Le docteur intervint et en quelques mots exhorta Giovanna à se calmer. En guise d’excuse, l’autre continuait à me prendre à partie :
— J’ai des enfants, moi, deux, deux petites filles et je ne dois pas mourir.
— Je ne m’abaisserai pas à vous assommer, répondis-je sur un ton qui ne pouvait certainement pas rassurer la pauvre femme.
Le docteur l’éloigna en la chargeant d’aller lui chercher je ne sais quoi à l’étage supérieur et, pour m’amadouer, il me proposa de mettre quelqu’un d’autre à sa place, ajoutant :
— Ce n’est pas une mauvaise personne et quand je lui aurai recommandé de montrer plus de discrétion, vous n’aurez plus motif de vous plaindre d’elle.

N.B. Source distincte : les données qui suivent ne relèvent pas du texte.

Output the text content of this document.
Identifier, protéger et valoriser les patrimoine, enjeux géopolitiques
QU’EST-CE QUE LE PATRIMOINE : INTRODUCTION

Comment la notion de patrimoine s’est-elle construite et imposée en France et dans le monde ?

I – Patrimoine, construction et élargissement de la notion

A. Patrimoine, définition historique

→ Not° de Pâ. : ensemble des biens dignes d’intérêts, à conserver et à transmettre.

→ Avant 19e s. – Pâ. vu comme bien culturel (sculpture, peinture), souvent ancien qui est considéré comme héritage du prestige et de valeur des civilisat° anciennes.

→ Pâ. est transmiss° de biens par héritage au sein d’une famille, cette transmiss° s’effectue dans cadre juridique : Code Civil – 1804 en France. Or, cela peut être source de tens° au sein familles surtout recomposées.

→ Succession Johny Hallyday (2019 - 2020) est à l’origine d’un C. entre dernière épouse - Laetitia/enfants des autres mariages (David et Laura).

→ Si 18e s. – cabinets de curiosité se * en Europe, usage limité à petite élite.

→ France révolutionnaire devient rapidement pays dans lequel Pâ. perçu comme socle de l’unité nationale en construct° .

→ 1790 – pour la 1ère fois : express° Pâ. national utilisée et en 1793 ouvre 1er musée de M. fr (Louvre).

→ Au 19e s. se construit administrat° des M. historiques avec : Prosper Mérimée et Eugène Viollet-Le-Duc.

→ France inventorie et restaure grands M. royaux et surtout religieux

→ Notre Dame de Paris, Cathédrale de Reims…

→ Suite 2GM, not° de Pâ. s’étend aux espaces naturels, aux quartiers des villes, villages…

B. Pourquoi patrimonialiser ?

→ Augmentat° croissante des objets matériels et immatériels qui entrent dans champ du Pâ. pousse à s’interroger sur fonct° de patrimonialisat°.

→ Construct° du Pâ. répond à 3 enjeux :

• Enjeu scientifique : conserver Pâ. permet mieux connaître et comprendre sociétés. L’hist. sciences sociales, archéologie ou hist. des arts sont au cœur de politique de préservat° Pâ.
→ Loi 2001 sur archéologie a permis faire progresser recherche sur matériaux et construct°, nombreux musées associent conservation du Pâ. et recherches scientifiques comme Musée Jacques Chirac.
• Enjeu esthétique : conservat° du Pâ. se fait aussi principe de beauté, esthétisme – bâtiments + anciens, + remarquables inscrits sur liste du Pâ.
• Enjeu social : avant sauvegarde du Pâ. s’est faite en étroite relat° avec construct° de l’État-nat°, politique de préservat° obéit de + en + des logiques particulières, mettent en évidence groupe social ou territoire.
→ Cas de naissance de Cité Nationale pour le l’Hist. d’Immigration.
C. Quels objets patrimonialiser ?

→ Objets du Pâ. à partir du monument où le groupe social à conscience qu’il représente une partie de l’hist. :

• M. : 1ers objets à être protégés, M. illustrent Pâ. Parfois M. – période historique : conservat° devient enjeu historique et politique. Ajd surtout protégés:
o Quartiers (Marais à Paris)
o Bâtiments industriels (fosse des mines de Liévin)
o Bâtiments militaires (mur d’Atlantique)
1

Dans mon désir de lui prouver que je n’attachais aucune importance à la personne chargée de ma surveillance, je me déclarai d’accord pour la supporter. Je sentis le besoin de me calmer, je sortis de ma poche l’avant-dernière cigarette et je la fumai avec avidité. J’expliquai au docteur que je n’en avais pris que deux avec moi et que je voulais cesser de fumer à minuit tapant.

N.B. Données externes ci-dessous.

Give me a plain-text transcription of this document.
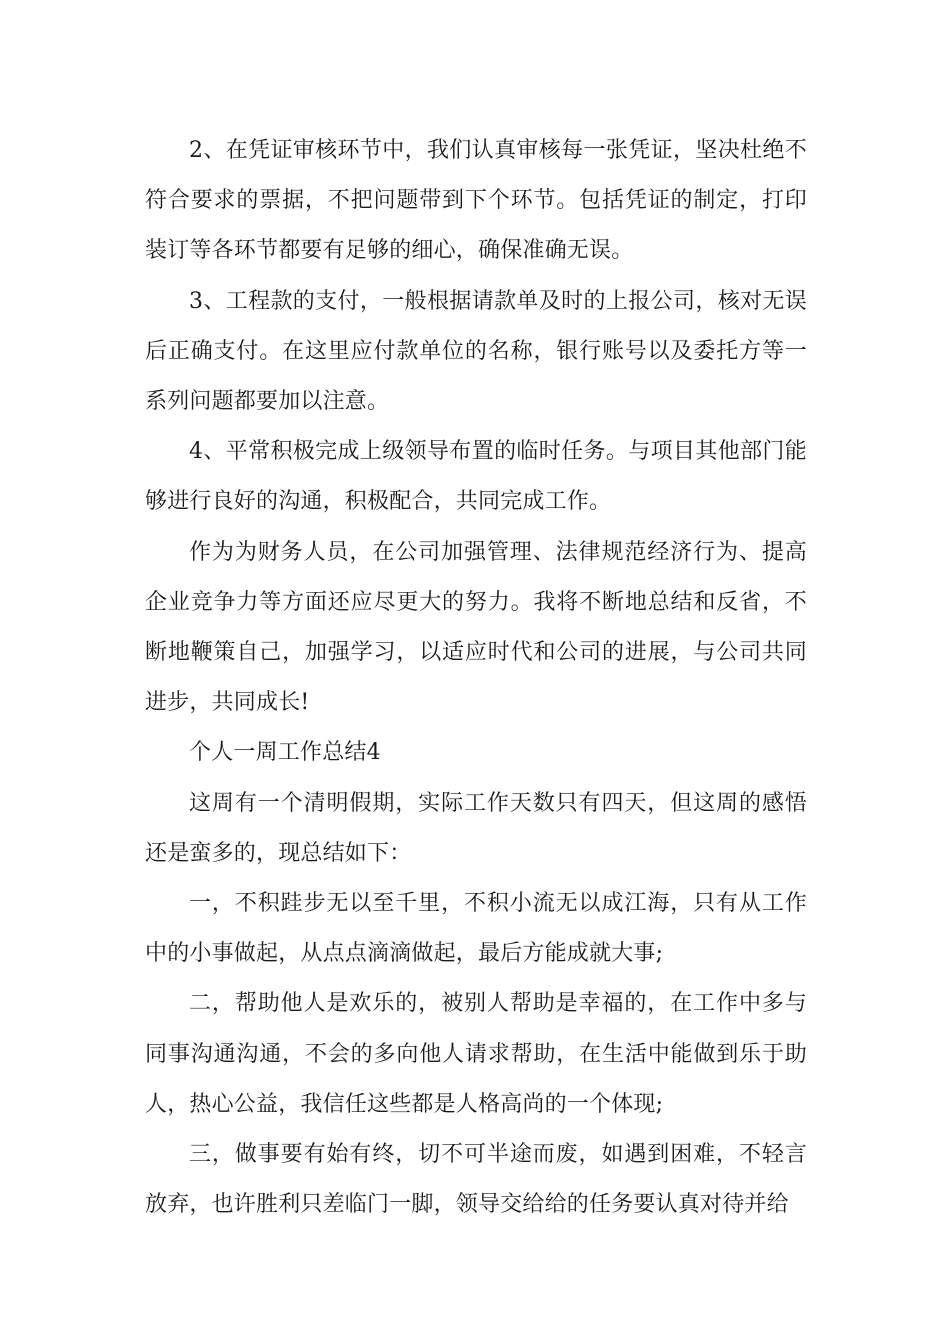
2、在凭证审核环节中，我们认真审核每一张凭证，坚决杜绝不符合要求的票据，不把问题带到下个环节。包括凭证的制定，打印装订等各环节都要有足够的细心，确保准确无误。

3、工程款的支付，一般根据请款单及时的上报公司，核对无误后正确支付。在这里应付款单位的名称，银行账号以及委托方等一系列问题都要加以注意。

4、平常积极完成上级领导布置的临时任务。与项目其他部门能够进行良好的沟通，积极配合，共同完成工作。

作为为财务人员，在公司加强管理、法律规范经济行为、提高企业竞争力等方面还应尽更大的努力。我将不断地总结和反省，不断地鞭策自己，加强学习，以适应时代和公司的进展，与公司共同进步，共同成长!

个人一周工作总结4

这周有一个清明假期，实际工作天数只有四天，但这周的感悟还是蛮多的，现总结如下：

一，不积跬步无以至千里，不积小流无以成江海，只有从工作中的小事做起，从点点滴滴做起，最后方能成就大事;

二，帮助他人是欢乐的，被别人帮助是幸福的，在工作中多与同事沟通沟通，不会的多向他人请求帮助，在生活中能做到乐于助人，热心公益，我信任这些都是人格高尚的一个体现;

三，做事要有始有终，切不可半途而废，如遇到困难，不轻言放弃，也许胜利只差临门一脚，领导交给给的任务要认真对待并给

Ma femme prit congé de moi en même temps que le docteur. Elle me dit en souriant :
— Puisque tu as voulu cette cure, sois courageux.

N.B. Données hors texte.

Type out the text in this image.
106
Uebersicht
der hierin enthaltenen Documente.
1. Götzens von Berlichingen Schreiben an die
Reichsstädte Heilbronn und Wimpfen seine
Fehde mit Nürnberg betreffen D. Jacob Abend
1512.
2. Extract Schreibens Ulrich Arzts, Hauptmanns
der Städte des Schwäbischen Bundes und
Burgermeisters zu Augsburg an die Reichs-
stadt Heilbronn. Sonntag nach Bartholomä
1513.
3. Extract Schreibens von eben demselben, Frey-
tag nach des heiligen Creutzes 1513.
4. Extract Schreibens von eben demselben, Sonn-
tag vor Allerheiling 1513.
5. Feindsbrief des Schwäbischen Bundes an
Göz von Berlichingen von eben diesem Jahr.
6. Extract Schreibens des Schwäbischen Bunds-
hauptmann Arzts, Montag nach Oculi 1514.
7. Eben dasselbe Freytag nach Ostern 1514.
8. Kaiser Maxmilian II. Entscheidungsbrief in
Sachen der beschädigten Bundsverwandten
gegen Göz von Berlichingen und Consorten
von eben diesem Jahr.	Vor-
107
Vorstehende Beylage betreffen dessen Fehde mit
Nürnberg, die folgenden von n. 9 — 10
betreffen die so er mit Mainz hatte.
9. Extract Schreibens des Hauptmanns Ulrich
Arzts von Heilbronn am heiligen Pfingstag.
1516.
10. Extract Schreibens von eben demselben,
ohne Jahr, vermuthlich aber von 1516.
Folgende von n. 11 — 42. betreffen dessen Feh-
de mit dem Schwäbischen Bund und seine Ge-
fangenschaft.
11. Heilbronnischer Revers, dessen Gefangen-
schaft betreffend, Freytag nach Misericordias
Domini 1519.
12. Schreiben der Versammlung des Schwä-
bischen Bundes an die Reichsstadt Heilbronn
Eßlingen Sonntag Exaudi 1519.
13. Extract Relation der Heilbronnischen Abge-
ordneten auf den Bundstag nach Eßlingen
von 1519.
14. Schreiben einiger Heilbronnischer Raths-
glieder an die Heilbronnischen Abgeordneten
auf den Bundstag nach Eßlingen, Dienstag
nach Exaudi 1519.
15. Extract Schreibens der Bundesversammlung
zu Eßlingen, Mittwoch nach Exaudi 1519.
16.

Je trouvai narquois ce sourire que j’aimais tant et ce fut à cet instant même que germa dans mon esprit un sentiment nouveau qui devait amener cette tentative entreprise avec tant de sérieux à échouer misérablement dans l’œuf. J’ai été aussitôt pris de malaise, mais je n’ai compris ce qui me faisait souffrir que lorsque je me suis trouvé seul. Une folle, une amère jalousie pour le jeune docteur. Il était beau, lui, libre, lui. On le nommait la Vénus des Médecins5. Pourquoi ma femme ne l’aimerait-elle pas ? Alors qu’il était derrière elle au moment de leur départ, il avait regardé ses pieds élégamment chaussés. C’était la première fois depuis mon mariage que je ressentais de la jalousie. Quelle tristesse ! Elle tenait certainement à ma condition abjecte de prisonnier ! J’ai lutté. Le sourire de ma femme était son sourire habituel et non celui de sa raillerie pour m’avoir éliminé de la maison. C’est elle, évidemment, qui m’avait fait interner bien que n’accordant aucune importance à mon penchant pour la cigarette ; mais elle l’avait fait sûrement pour me complaire. Et puis, ne me rappelais-je pas qu’il n’était pas si facile que ça de tomber amoureux de ma femme ? Si le docteur avait regardé ses pieds, c’était certainement pour voir quelles bottines il devait acheter à sa maîtresse. Mais j’ai fumé immédiatement la dernière cigarette, et il n’était pas encore minuit mais seulement onze heures du soir, une heure impossible pour une dernière cigarette.
J’ai ouvert un livre. Je lisais sans comprendre et j’avais même des visions. La page sur laquelle je fixais mon regard était couverte de la photographie du docteur Muli dans tout l’éclat de sa beauté et de son élégance. Je n’ai pu résister ! J’ai appelé Giovanna. Peut-être en parlant avec elle trouverais-je à me calmer.
Elle est arrivée et m’a jeté aussitôt un regard soupçonneux. Elle a hurlé de sa voix perçante : – N’essayez pas de m’inciter à manquer à mon devoir.
Alors, pour l’apaiser, j’ai menti et je lui ai déclaré que je n’y pensais même pas, que je n’avais pas envie de lire et que je préférais tailler une bavette avec elle.